Прохаживаюсь по палубе и не могу отделаться от мысли: а что, если путешествие так и закончится без всяких приключений и мне нечего будет сообщить моей газете!.. Редакция призовет меня к ответу и будет вполне права. Как! Ни одного происшествия от Тифлиса до Пекина?.. Конечно, я один был бы в этом виноват, и поэтому должен пойти на все, лишь бы избежать подобного несчастья.

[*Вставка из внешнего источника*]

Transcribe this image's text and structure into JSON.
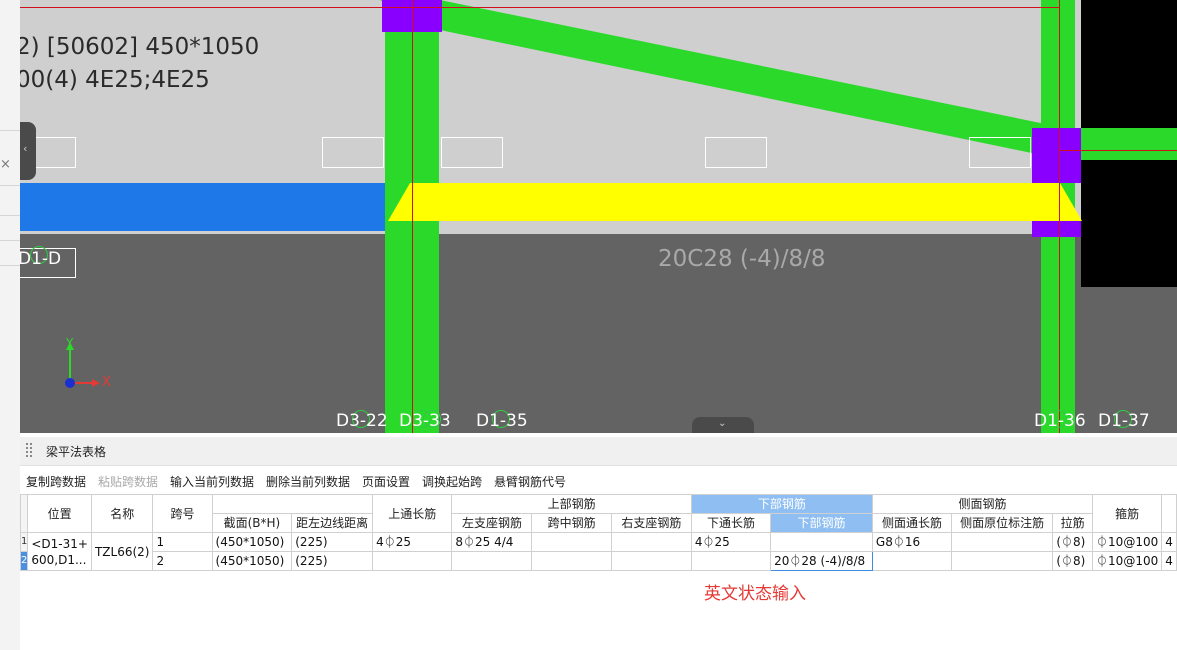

В половине одиннадцатого я усаживаюсь на одну из скамей на корме «Астры». Но не тут-то было! На таком ветру долго не посидишь!

Поднимаюсь на переднюю палубу, придерживаясь за планшир. Под мостиком, между колесными кожухами, меня настиг такой порыв ветра, что пришлось искать убежища возле товаров, накрытых брезентом. Растянувшись среди ящиков, я закутываюсь в одеяло, прислоняюсь головой к просмоленной ткани и немедленно засыпаю.

Спустя некоторое время — затрудняюсь сказать прошел час или больше — меня будит какой-то странный шум. Прислушиваюсь внимательнее. Похоже, что рядом со мной кто-то храпит.

«Должно быть, это какой-нибудь пассажир с носовой части судна, — думаю я. — Видимо, он пролез между ящиками, устроился под брезентом и ему совсем неплохо в этой импровизированной каюте».